To study the mechanism of vasodilation induced by pulsed dye laser irradiation, we used an anesthetized rabbit model of femoral artery spasm Pulsed dye laser energy was delivered (1µs pulses at 2Hz for 10s at incremental energies of 2.5-40mJ/pulse) to the vessel via a 320µm core optical fiber introduced through a perpendicular side branch. Vessel internal diameter was measured by 12.5MHz ultrasound imaging at the fiber site of energy delivery, 1cm proximal, and 1cm distal. Change in diameter was measured after irradiation at 480 or 577nm.

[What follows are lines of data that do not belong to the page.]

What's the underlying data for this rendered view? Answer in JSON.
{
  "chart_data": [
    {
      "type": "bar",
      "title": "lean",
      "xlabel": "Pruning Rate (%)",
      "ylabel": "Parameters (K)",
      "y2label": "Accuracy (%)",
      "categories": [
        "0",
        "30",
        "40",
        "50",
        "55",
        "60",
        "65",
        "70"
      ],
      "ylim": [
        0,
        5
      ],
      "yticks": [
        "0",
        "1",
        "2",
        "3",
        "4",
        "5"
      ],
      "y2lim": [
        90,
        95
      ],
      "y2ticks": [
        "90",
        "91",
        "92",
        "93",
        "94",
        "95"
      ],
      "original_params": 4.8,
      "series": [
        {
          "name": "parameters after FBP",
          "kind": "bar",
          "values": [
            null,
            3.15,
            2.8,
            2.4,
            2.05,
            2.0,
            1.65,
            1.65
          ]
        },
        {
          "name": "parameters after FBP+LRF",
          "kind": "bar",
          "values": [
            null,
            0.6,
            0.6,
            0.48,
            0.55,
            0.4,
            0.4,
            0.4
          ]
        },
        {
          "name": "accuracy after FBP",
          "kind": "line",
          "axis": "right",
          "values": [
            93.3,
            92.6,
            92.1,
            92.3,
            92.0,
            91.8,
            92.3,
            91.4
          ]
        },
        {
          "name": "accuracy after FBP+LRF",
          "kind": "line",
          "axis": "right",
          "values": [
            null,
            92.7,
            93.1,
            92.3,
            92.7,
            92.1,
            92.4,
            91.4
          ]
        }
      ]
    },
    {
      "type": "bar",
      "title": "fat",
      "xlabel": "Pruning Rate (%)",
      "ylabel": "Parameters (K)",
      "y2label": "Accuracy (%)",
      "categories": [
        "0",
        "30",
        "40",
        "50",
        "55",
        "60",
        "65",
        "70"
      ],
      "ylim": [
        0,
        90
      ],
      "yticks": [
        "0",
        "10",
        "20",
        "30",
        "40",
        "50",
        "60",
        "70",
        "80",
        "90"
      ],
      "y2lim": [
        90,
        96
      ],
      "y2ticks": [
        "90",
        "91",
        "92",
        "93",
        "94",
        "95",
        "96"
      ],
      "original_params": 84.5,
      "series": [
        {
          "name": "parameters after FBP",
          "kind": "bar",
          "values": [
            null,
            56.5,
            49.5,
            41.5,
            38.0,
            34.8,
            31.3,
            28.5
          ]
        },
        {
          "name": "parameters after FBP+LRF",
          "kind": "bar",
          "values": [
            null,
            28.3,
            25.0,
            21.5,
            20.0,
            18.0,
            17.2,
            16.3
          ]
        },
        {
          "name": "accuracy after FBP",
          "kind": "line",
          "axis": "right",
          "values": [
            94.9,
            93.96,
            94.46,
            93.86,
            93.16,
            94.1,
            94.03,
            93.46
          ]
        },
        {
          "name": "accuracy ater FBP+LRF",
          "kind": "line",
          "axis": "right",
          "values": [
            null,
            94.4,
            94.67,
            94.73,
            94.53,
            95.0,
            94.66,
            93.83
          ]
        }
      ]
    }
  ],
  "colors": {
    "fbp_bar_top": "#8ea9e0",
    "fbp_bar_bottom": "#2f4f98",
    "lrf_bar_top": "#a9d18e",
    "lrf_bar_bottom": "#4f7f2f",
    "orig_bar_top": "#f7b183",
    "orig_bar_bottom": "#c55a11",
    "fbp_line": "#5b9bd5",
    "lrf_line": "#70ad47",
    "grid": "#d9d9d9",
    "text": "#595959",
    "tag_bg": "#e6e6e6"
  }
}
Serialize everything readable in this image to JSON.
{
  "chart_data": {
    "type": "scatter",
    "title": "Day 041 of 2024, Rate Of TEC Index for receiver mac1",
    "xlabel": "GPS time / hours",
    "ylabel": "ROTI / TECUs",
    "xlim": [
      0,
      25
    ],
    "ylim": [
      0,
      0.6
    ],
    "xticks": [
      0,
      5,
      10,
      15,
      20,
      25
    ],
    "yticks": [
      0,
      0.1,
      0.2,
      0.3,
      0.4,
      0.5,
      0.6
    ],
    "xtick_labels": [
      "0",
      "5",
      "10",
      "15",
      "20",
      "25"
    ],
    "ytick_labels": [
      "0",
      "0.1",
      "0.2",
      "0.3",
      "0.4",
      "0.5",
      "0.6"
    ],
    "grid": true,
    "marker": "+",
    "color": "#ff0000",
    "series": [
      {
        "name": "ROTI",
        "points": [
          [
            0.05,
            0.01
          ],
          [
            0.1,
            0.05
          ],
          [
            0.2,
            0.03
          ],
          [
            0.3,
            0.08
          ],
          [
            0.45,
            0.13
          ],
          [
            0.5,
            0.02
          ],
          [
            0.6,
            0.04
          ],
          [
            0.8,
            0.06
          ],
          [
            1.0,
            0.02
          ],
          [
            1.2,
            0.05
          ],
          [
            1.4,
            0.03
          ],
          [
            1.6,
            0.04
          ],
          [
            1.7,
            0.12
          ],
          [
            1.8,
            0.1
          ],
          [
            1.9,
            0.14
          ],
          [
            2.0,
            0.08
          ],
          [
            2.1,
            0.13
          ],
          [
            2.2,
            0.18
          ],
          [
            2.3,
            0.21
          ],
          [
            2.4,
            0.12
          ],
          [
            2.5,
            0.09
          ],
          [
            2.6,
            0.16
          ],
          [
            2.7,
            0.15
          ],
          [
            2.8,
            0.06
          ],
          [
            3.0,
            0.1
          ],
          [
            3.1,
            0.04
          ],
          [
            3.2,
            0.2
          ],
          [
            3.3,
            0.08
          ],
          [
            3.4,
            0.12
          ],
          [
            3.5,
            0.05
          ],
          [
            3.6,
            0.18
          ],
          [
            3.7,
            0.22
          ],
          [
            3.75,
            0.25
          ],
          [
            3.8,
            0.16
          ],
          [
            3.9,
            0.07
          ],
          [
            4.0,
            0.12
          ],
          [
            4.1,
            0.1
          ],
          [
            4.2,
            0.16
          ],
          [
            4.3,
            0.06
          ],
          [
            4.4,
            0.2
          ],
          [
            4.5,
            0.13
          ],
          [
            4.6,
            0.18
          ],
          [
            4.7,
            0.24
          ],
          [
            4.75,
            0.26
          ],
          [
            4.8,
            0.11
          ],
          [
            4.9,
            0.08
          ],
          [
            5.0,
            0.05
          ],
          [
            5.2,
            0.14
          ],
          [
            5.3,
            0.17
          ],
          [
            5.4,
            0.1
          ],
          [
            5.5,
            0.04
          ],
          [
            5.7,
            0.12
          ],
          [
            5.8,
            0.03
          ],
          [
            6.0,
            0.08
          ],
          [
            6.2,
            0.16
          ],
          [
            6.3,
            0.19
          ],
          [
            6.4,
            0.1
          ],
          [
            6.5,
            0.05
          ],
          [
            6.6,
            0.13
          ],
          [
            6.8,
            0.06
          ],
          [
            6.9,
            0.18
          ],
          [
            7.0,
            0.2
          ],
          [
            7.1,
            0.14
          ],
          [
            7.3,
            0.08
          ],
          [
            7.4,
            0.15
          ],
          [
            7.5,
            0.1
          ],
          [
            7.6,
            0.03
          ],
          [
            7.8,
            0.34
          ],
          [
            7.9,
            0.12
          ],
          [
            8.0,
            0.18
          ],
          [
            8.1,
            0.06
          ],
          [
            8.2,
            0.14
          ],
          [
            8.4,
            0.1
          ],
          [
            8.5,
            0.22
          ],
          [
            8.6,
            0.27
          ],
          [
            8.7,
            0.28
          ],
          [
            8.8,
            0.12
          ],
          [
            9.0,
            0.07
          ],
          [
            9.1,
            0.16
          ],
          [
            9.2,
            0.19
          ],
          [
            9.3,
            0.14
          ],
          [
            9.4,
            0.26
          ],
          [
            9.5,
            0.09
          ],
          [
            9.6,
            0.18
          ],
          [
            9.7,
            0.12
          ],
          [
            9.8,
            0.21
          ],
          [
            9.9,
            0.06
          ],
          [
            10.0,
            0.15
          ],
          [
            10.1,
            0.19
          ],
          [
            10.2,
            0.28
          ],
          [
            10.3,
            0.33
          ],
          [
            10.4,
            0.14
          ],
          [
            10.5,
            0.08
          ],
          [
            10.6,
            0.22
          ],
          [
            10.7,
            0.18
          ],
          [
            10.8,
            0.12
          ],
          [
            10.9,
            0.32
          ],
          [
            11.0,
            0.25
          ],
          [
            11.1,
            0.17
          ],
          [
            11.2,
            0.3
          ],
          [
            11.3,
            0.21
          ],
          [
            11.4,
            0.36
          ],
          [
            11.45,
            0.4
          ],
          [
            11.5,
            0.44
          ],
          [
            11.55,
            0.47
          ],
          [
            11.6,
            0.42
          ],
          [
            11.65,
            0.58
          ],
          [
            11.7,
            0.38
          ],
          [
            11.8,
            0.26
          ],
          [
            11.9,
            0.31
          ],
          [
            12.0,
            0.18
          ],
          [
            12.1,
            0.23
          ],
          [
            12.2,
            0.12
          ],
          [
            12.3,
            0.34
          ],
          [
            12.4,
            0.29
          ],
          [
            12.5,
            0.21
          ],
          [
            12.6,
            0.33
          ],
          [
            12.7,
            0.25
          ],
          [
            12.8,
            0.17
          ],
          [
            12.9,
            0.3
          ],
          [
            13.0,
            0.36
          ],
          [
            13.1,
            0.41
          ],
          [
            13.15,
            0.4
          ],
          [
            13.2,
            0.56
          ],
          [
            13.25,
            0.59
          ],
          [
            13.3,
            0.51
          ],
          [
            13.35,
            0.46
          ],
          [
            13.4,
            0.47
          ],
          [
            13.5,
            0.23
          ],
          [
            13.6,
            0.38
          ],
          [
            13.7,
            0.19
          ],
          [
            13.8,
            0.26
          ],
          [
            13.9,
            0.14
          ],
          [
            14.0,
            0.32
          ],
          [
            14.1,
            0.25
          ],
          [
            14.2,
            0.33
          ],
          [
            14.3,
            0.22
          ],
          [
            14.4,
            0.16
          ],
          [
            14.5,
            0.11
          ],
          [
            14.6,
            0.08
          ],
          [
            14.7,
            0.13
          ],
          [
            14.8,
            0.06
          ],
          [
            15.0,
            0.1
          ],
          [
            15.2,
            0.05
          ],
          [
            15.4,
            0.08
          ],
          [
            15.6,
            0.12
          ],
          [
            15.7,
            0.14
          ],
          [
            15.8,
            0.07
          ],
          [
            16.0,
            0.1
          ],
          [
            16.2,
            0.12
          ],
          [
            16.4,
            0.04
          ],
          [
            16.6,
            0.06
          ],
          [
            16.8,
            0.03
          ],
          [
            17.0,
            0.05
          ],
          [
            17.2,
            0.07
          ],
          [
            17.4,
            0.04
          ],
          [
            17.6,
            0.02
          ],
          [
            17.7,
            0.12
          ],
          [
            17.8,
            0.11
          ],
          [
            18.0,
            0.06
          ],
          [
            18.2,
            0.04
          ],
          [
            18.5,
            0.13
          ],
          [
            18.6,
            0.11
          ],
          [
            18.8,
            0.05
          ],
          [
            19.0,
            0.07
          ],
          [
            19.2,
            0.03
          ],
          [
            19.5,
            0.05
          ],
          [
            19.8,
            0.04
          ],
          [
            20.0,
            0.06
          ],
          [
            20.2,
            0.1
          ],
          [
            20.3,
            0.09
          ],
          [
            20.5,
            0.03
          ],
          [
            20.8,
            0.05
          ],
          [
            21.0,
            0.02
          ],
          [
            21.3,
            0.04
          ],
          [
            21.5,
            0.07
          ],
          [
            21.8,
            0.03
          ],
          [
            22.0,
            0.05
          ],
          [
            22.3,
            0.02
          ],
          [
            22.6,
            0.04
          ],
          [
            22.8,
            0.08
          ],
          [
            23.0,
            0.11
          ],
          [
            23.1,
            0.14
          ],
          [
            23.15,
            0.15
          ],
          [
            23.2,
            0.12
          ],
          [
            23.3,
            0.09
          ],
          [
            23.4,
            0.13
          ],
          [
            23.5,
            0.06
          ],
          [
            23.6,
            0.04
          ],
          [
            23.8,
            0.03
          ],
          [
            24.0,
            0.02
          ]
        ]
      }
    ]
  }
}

| Wavelength | n | Proximal | Fiber | Distal | |
| 480nm | 6 | 0.12±0.10 | 0.17±0.08 | 0.12±0.12 | p=0.004 |
| 577nm | 6 | 0.28±0.20 | 0.35±0.21 | 0.27±0.23 | (480 vs 577nm) |
In 8 additional animals, the role of vessel perfusate was studied. Blood inflow was occluded and saline infused via a proximal side branch to match baseline flow. Laser energy at 480nm was delivered, then blood flow restored and energy again delivered.
| n | Fiber | Distal | ||
| Control | 4 | 0.02±0.08 | 0.00±0.07 | |
| Saline | 8 | 0.09±0.06 | 0.03±0.05 | p=NS (saline vs control) |
| Blood Following Saline | 8 | 0.31±0.16 | 0.29±0.20 | p<0.007 (blood vs saline) |
In summary; 1) pulsed dye laser mediated vasodilation occurs both antegrade and retrograde to blood flow,
2) 577nm irradiation (more avidly absorbed by blood) causes a greater effect than 480nm,
3) No significant dilation is seen when saline replaces the blood field.
We conclude that this vasodilation is a response to the absorption of laser
energy by blood, rather than a direct effect of light upon the vessel.
A. A. Ziskind, J. L. Caplin, and K. W. Gregory, "Vasodilation by pulsed laser requires the presence of a bloodfield," Circulation (Suppl. II) 80:II-523, 1989.